Skip Bertman once told me, during the height of his LSU dugout glory days, that America’s national pastime is not baseball—as George Will or Thomas Boswell might have us believe. Rather, he said offhandedly one muggy, yet otherwise nondescript, afternoon, our nation’s pastime is the “transferal of blame.”
“People don’t take responsibility for what happens,” he said. “It’s always the other guy’s fault.”
Nearly two decades later, the Bertman Postulate is supported by facts on a daily basis. At the first sign of trouble or failure, the response is almost universal: Blame everyone except the person in the mirror.
What’s apparent, however, is that over the past three or so years a new twist has emerged with our pastime—the do-over.

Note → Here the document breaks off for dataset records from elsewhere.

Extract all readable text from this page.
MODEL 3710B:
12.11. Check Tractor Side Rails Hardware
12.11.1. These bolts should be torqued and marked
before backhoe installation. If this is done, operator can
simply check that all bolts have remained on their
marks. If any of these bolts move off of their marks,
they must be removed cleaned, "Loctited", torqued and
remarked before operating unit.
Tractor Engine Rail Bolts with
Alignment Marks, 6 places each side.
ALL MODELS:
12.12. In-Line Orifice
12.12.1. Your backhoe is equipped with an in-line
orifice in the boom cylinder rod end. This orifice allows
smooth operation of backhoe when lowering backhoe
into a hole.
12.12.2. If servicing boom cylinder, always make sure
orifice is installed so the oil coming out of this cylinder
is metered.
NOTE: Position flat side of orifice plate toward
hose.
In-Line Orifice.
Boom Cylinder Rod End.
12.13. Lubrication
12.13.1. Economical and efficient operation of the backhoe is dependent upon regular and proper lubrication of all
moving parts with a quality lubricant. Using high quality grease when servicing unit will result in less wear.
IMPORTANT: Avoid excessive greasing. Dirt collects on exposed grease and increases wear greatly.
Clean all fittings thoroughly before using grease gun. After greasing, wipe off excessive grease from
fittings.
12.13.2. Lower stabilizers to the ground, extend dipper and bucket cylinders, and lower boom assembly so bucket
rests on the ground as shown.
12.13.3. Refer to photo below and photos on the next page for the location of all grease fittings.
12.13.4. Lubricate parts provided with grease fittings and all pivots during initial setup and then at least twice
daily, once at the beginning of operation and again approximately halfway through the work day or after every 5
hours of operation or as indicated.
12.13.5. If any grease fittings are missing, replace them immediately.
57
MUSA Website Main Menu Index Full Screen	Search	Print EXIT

This is especially true in the political world, where elections now only have consequences until someone files a lawsuit and/or gets enough signatures on a recall petition. Wisconsin Gov. Scott Walker gets elected, does exactly what he said he would do on the campaign trail, and the response is to try to get him out of office in two years, rather than four. Our governor, Bobby Jindal, tells anyone listening during his re-election campaign that he’s going to cajole legislators into accepting his brand of K-12 education reform. He wins in a landslide, jams his reform through, and the lawsuits and recall petitions ensue. Barack Obama, running on a decidedly left message, is elected president, proposes center-left policies, and an opposition group spends the next three years trying to get him out of office by proving he’s not a U.S. citizen.
There is a collision of forces at work: 1) the massive baby boomer generation and its entitlement mentality hitting the age when it wants to collect what government once promised, 2) the dismissal of the notion of competition, winners and losers in favor of one in which every person is special and deserving of a trophy, 3) a significant economic recession that’s dramatically cut government revenues (and thus government’s ability to spend) at the local, state and federal levels, and 4) a disenfranchised middle class that’s angry as the left fights to protect the poor while the right fights to protect the rich.

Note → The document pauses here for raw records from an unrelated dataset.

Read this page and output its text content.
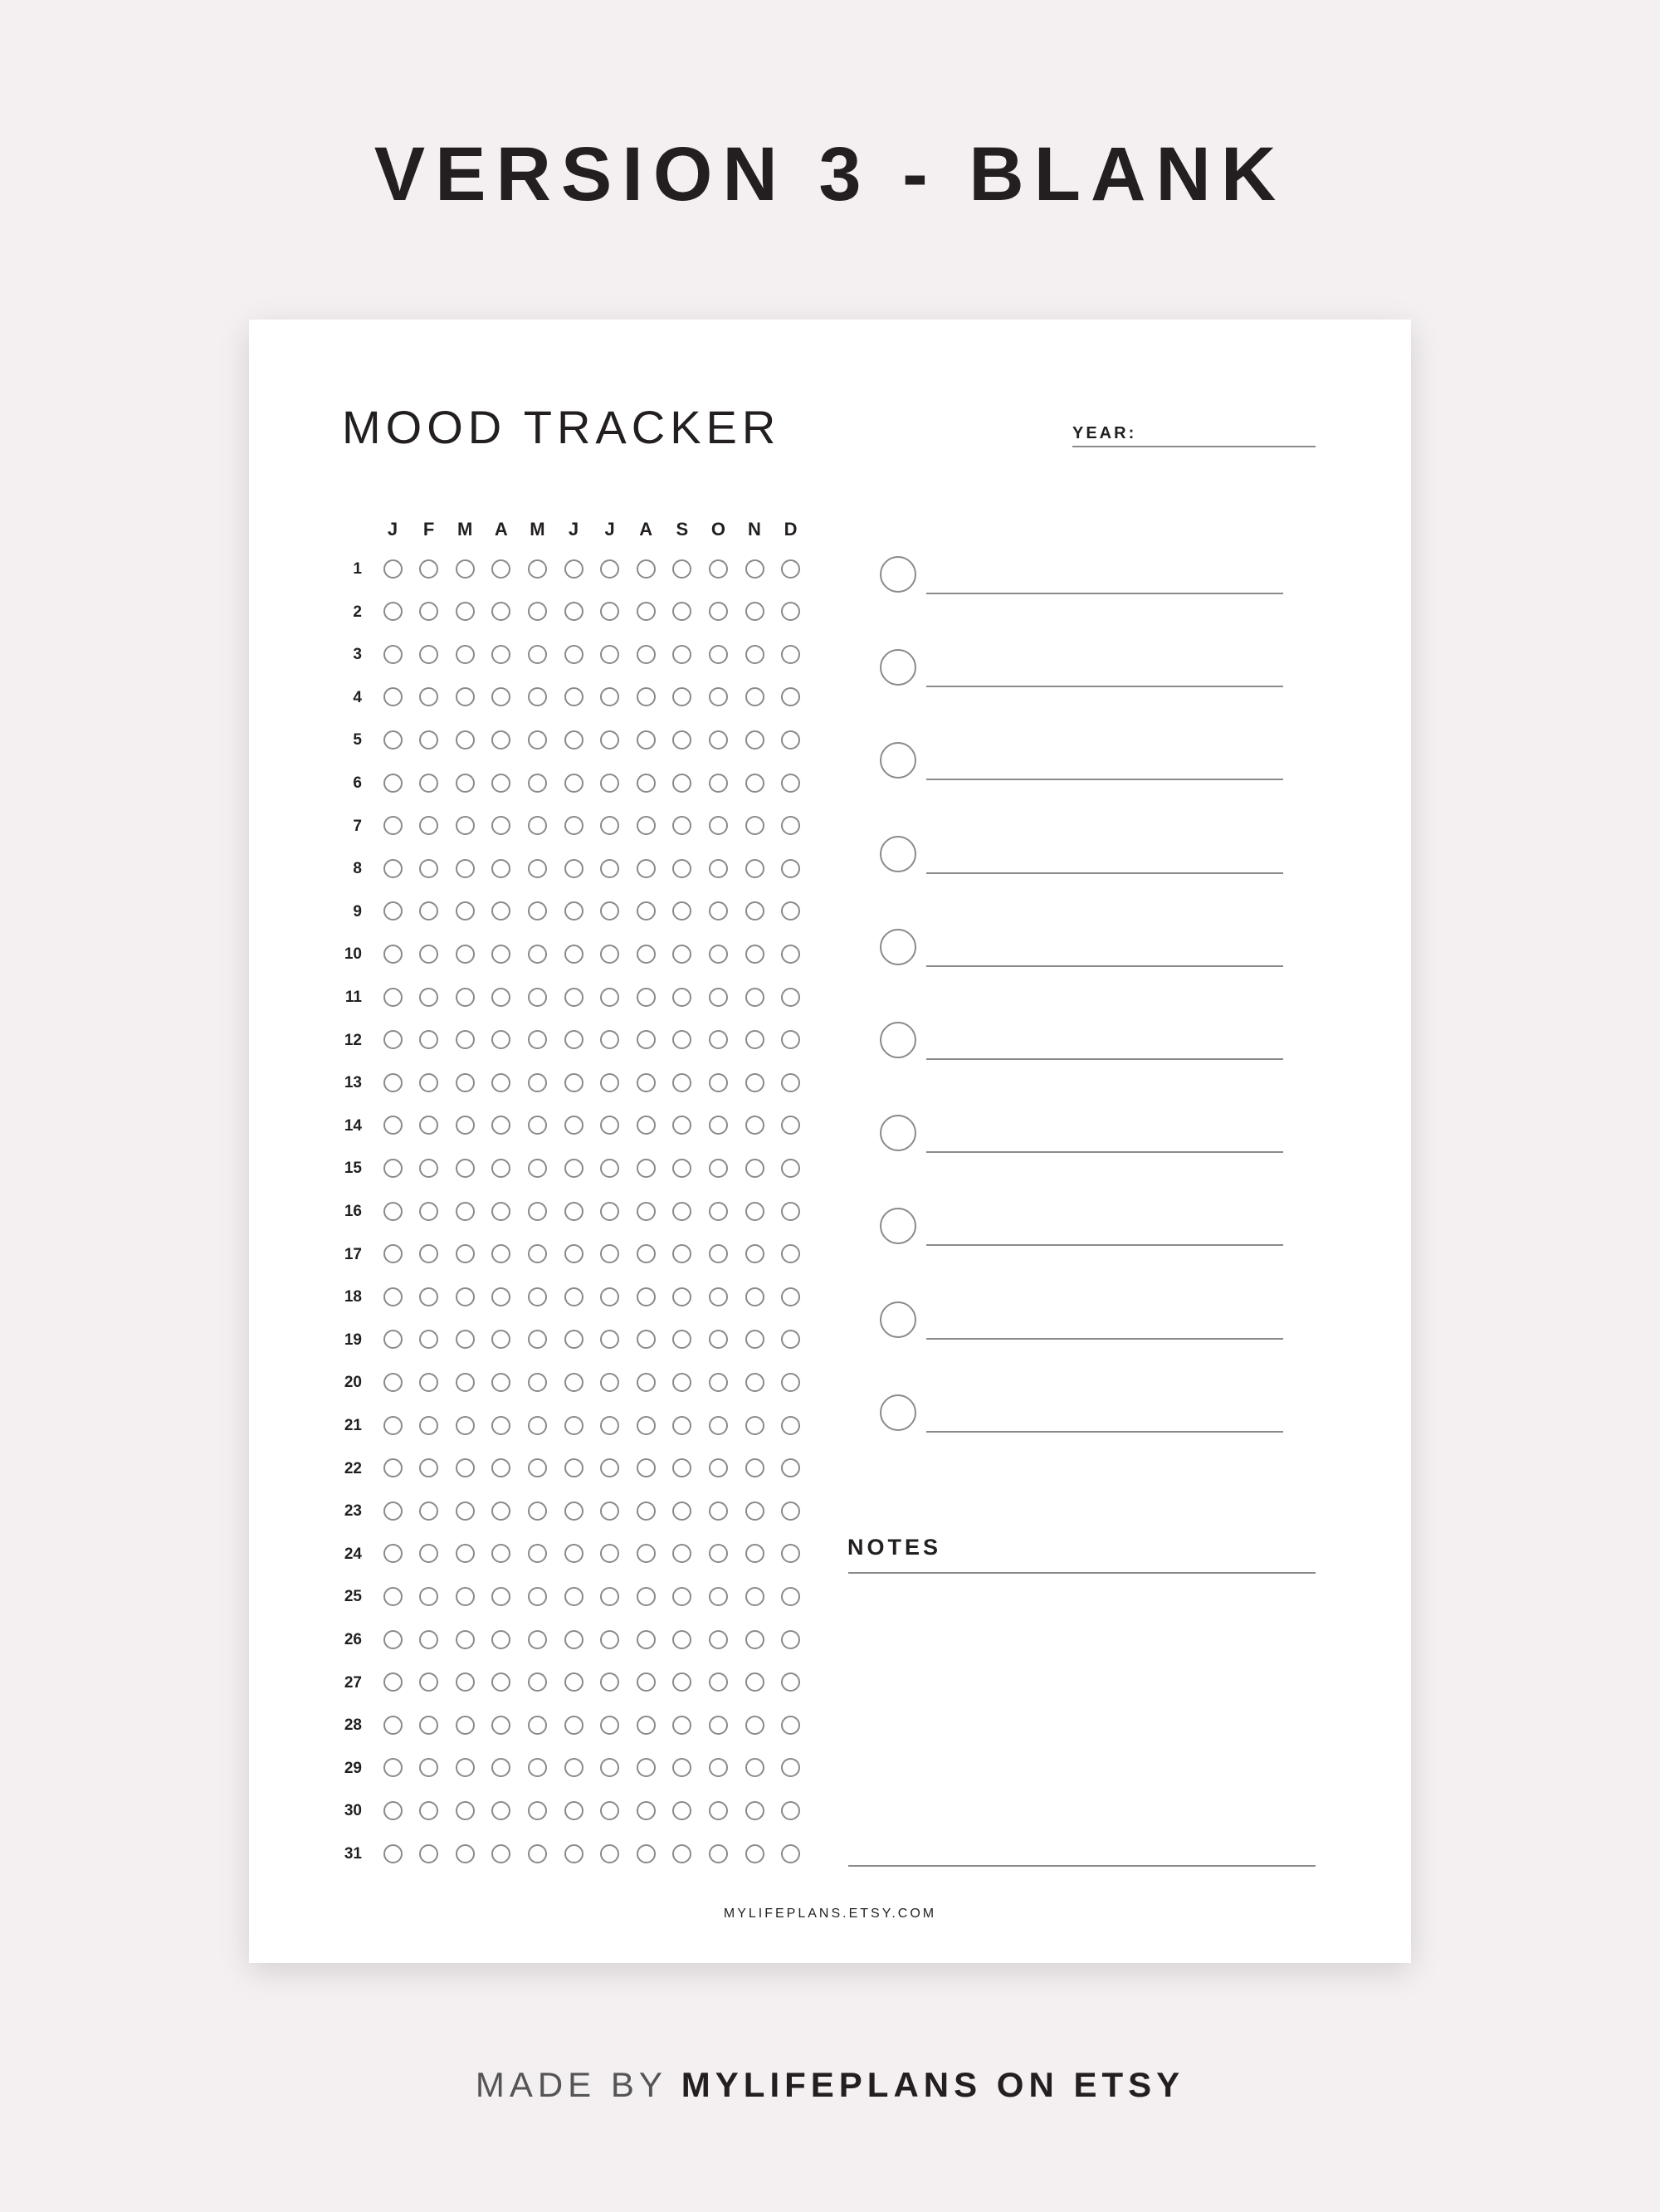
VERSION 3 - BLANK
MOOD TRACKER	YEAR:
J	F	M	A	M	J	J	A	S	O	N	D
1
2
3
4
5
6
7
8
9
10
11
12
13
14
15
16
17
18
19
20
21
22
23
24
25
26
27
28
29
30
31
NOTES
MYLIFEPLANS.ETSY.COM
MADE BY MYLIFEPLANS ON ETSY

Jay Cost, in an essay on “The Politics of Loss” for National Affairs, suggests the root issue is that government no longer has the cash to keep everyone happy. Whether one is talking about the federal government, Louisiana’s government or East Baton Rouge government, since the end of World War II there had usually been enough economic growth in the country, state and parish to share the wealth. Regardless of whether the Republicans or Democrats were in power, there was always enough money to cut taxes while also increasing spending. As Cost writes, “[A] political equilibrium was reached and preserved, more or less for 50 years.”
No longer. Slowing growth, unsustainable spending levels and—in the case of Louisiana—billions of dollars in tax cuts mean the days when lawmakers could give to one group without shortchanging others are over. “The politics of deciding who loses what, and when and how, is upon us,” writes Cost.

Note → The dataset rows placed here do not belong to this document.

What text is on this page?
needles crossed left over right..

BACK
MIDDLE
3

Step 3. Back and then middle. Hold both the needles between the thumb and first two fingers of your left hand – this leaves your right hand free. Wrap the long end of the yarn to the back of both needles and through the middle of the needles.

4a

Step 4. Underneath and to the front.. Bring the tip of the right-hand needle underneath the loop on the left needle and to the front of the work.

This is a perfect explanation of what’s happening both at the State Capitol and on the third-floor chambers of the Metro Council. Jindal and his allies used big election wins to enact massive tax cuts, controversial reform measures and budgetary gimmicks to keep the books balanced as revenues declined. Democrats have responded with protest press conferences, lawsuits and, now, a recall petition. Jindal is almost equally disliked by those on the far right who complain the governor’s use of one-time money—a practice he once declared as “criminal”—is bankrupting the state. Jindal’s response has been swift and severe political retaliation. The same basic scene is playing out in EBR’s Governmental Building, where tight revenues, soaring retirement costs and an overdedication of tax dollars has council members screaming over $50,000 jobs programs.
The public reaction? The rise of the Tea Party, a decidedly anti-tax sentiment and an angry middle class that believes it pays taxes to support the poor but gets none of the breaks doled out to the rich.
Transferal of blame slamming head-on with the new reality of government having to pick winners and losers has created a climate of anger, finger-pointing and hostility that likely won’t end until the economic fortunes of our nation, state and parish rebound.
Until then, for every action there will be the equal and opposite reaction of demanding a do-over.